In the early days when this drug came to the market, it became known as the “Miracle Drug” in the treatment of opioid addiction. Because it is 30 times more powerful than morphine, only a small amount is required to allow chronic opiate users to be treated successfully.
In addition, because Suboxone is a mixture of buprenorphine (a partial opiate, whose euphoric effects are minute compare to other full scale opiates such as heroin) and narcan (a medicine that is used to overcome an opiate overdose), its abuse potential is much less than other full opiates such as heroin or fentanyl. These concepts combined together, is what promised suboxone to be the “Miracle Drug.”

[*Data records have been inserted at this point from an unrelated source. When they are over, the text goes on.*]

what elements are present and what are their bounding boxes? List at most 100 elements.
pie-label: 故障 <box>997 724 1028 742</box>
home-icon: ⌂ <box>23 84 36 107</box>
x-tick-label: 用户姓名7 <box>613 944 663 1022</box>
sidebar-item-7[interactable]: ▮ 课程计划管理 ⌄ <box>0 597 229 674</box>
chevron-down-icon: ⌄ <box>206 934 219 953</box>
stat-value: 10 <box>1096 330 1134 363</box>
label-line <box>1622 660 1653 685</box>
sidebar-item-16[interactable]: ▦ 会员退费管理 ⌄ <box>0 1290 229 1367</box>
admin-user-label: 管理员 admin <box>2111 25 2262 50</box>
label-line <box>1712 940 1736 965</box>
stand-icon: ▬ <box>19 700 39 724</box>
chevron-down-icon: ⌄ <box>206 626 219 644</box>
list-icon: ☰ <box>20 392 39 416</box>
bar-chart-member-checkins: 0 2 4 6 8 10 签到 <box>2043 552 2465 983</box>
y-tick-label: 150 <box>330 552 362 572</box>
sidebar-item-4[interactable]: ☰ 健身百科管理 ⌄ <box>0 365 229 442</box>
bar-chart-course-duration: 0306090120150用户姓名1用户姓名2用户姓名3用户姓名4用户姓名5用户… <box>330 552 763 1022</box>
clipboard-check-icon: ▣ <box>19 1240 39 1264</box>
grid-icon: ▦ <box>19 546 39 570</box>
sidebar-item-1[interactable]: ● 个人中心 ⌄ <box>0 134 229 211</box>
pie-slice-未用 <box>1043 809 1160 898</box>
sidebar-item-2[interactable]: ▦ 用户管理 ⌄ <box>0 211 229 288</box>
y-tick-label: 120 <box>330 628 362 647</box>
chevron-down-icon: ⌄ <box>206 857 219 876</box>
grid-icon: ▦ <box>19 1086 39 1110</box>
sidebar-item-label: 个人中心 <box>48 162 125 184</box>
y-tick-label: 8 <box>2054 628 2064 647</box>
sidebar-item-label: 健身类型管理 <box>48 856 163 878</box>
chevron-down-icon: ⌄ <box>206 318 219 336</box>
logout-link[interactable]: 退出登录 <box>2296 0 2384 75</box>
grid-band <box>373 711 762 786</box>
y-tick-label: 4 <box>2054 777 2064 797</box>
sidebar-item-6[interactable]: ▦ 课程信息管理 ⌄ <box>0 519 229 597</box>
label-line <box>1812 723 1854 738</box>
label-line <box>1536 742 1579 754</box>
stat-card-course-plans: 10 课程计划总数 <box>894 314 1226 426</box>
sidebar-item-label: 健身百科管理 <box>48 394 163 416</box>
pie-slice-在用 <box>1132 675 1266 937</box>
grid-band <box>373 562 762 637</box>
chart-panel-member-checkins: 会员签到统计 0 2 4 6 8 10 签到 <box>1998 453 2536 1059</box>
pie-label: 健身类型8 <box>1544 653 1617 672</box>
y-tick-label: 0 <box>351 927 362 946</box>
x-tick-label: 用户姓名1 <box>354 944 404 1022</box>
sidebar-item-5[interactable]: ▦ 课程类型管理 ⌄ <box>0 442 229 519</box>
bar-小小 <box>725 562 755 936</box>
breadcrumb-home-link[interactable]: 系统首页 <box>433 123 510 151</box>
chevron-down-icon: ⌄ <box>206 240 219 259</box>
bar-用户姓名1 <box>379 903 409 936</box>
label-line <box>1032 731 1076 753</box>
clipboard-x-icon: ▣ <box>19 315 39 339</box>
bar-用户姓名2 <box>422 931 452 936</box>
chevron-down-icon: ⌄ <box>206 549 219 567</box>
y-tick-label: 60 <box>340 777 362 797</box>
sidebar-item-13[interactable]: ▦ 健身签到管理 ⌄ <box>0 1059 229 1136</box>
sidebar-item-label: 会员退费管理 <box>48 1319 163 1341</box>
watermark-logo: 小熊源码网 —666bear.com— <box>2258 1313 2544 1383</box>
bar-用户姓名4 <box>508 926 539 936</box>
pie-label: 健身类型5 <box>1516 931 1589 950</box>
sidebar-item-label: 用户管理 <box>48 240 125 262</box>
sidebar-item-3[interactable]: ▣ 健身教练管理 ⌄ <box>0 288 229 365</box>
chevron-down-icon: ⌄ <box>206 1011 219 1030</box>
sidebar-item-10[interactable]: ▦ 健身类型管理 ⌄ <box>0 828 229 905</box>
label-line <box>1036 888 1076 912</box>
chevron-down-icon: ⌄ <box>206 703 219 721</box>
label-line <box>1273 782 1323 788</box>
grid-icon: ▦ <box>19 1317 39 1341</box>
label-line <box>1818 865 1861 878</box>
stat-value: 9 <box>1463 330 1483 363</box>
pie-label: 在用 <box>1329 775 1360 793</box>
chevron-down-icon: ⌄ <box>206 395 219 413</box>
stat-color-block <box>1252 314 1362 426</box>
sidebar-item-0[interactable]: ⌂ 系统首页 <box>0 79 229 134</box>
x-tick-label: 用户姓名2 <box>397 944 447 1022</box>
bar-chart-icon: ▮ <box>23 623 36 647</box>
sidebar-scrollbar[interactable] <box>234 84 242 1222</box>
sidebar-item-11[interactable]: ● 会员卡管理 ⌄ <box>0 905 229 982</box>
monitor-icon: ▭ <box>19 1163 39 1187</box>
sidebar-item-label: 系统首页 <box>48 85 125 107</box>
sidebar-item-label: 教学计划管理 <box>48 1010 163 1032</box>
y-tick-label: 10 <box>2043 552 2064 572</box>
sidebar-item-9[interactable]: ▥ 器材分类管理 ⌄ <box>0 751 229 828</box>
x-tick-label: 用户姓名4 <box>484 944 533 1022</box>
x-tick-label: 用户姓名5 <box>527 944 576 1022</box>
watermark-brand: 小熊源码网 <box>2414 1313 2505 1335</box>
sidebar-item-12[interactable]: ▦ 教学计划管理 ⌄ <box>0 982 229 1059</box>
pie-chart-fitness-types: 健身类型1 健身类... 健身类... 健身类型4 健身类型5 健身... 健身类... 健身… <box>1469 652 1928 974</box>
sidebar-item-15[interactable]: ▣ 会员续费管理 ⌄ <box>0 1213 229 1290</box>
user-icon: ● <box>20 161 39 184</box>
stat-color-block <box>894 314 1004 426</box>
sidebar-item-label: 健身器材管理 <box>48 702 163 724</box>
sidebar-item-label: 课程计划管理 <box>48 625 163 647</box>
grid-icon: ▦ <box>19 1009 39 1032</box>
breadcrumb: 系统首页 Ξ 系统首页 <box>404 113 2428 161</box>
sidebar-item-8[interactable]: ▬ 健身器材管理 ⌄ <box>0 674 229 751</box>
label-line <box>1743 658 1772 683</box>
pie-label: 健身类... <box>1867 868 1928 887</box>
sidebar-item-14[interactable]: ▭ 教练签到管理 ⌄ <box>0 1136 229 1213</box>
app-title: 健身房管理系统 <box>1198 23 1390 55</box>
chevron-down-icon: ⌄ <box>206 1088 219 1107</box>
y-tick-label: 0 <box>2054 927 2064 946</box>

Yet, several years after its introduction to the world of chemical dependency treatment, this miracle drug began to have rebound effects in its usefulness, and in some cases became a nightmare for those for whom it was prescribed. I, as a certified drug counselor who works with chemically dependent individuals, have witnessed this first hand on a couple of occasions.
There are suboxone addicts who are afraid of stopping its use for fear of the long lasting and severe withdrawals that are associated with it. What the original laws, prescribers, and dispensers of this so called miracle drug had forgot to investigate is the fact that this new medicine, because of its very long half-life, and its extreme potency in comparison to many other opioids, is much more difficult to overcome when it becomes time to stop treatment by those who become addicted to it—the same individuals who started using it to get off various other opioids.
Testimony to this fact can be found by the dozens on many YouTube channels, posted by those who have become a slave to this new “miracle,” and in various peer-reviewed and professional research articles. Many of these individuals have compared addiction to suboxone as a fate worse than addiction to any other opioid.
Thus, what began as a miracle, has now come to be a form of a curse in the chemical dependency world.